Kourabiedes!!!! I wish I could taste yours, Athenaeus. :lips: 

They are part of a wonderful childhood memory. Our Greek neighbors would bring us a plate of sweets every year: kourabiedes, theples, melamacarona, katiafi and or course, baklava. We fought over the kourabiedes, and tried to make each other breathe in while eating the sugar-dusted treats or at least get the sugar to spill on each others' clothes. My mom's friend also made dozens of kourabiethes for my brothers' bar mitzvahs and my bat mitzvah. When their church had their annual pastry sale, we always bought our share. :bounce:

We were at my brother's on the 25th. My sister-in-law converted to Judaism, so they don't have Christmas. But her family visits, and my SIL loves to keep alive those traditional family recipes: date balls in coconut, homemade peanut brittle, filled cookies of several kinds, various butter cookies.... the plate is so pretty! And she makes them so small you can taste a bit of each kind without going too far overboard.


----------



## isa (Apr 4, 2000)

I didn't make as much cookies as I usually do this year. There were so many other cookies I was dying to try and never got to it. I always think I'll make 100 different kinds of cookies for Christmas even though I know it's unrealistic...


Almond Spritz Cookies
Chocolate Chestnut Cookies
Chocolate Coins
Chocolate Crackles
Chocolate Peppermint Pigs
Chocolate Pistachio Checkerboard
Cinnamon Crackers
Cinnamon Sugar Crinkles
Cocoa Nibs & Tahitian Vanilla Shortbread
Cranberry Pistachio Biscotti
Florentines
Linzer Cookies
Mexican Wedding Cakes
Moravian Spice Crisps
Pistachio Coins
Toffee Crunch Shortbread
Vanilla Shortbread
White Chocolate Chunk Fudge Cookies


P.S. All those cookies are made to be given to friends and family. For dessert on Christmas I just go crazy and make too many miniature pastries....


----------



## kthull (Oct 9, 2002)

This year the only cookie I made from past years were snickerdoodles. The rest were all new:

Cherry swirls 
Snickerdoodles 
Pecan shortbread 
Sour cream sugar cookies 
Pignoli 
Triple chocolate biscotti 
Linzer cookies 
Snickers cookies 
Hershey kiss cookies 
Stained glass cookies 

Bought the ingredients, but ran out of steam:
Lemon cookies
Pirouettes filled with almond pastry cream and capped with chocolate
Chocolate almond sandwich cookies
Toffee squares
Caramel nut acorns
Rum balls (Isa's recipe...sounded soooo good)

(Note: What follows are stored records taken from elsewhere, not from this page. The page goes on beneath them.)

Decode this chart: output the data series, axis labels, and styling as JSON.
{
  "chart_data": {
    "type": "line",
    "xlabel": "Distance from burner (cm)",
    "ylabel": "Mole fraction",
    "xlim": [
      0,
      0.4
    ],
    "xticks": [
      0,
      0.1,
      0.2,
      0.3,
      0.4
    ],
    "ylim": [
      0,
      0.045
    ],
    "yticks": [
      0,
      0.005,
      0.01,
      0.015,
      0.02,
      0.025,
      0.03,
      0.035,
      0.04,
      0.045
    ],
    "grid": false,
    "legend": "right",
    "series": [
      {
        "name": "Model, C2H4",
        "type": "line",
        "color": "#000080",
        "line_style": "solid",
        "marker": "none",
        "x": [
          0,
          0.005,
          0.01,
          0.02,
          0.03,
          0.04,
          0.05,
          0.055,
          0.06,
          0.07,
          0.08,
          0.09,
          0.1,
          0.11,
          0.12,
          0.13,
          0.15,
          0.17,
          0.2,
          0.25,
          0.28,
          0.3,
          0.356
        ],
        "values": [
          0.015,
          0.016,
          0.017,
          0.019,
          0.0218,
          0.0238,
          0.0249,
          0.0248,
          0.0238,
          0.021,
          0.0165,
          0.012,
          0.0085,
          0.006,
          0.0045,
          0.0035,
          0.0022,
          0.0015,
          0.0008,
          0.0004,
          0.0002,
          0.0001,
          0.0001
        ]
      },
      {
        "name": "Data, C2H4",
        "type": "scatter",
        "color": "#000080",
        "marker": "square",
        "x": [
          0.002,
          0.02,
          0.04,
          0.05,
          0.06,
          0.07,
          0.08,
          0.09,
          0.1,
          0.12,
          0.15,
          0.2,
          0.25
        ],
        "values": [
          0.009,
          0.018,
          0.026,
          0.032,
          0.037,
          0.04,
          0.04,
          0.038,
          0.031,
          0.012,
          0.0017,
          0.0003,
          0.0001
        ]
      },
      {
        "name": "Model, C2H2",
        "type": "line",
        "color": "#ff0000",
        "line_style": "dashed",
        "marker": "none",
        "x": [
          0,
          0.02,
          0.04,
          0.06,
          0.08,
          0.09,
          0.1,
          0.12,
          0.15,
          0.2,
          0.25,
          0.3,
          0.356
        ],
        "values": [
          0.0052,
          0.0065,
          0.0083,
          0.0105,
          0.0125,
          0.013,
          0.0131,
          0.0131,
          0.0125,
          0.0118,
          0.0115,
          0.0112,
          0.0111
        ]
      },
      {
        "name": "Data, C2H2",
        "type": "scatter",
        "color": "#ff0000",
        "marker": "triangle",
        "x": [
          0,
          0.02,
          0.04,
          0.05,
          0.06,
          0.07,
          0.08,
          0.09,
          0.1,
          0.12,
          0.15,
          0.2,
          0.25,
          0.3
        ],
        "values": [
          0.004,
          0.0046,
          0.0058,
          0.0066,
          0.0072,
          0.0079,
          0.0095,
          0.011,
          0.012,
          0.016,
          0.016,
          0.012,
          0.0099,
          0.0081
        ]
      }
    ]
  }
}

Made, but didn't make it to the tins:
Cherry chocolate biscotti

Definitely planning on more next year. Freezing the dough was a new experiment for me and quite the lifesaver.


----------



## kylew (Aug 14, 2000)

I just finished my Super Bowl Binge. I only made 8 kinds, but I made about 25 dozen total.

Shortbreads
Cantucinni
Spice "Balls"
Sugar
Thin & Crispy Chocolate Chip
Honey Oatmeal Raisin
Peanut Butter
Pecan Crescents


----------



## isa (Apr 4, 2000)

Would you mind sharing your spice balls recipe Kyle? :lips:


----------



## panini (Jul 28, 2001)




----------



## kylew (Aug 14, 2000)

It's Sara Moulton's mom's 

Ruth Moulton's Spice Balls


----------



## isa (Apr 4, 2000)

Thanks Kyle!


----------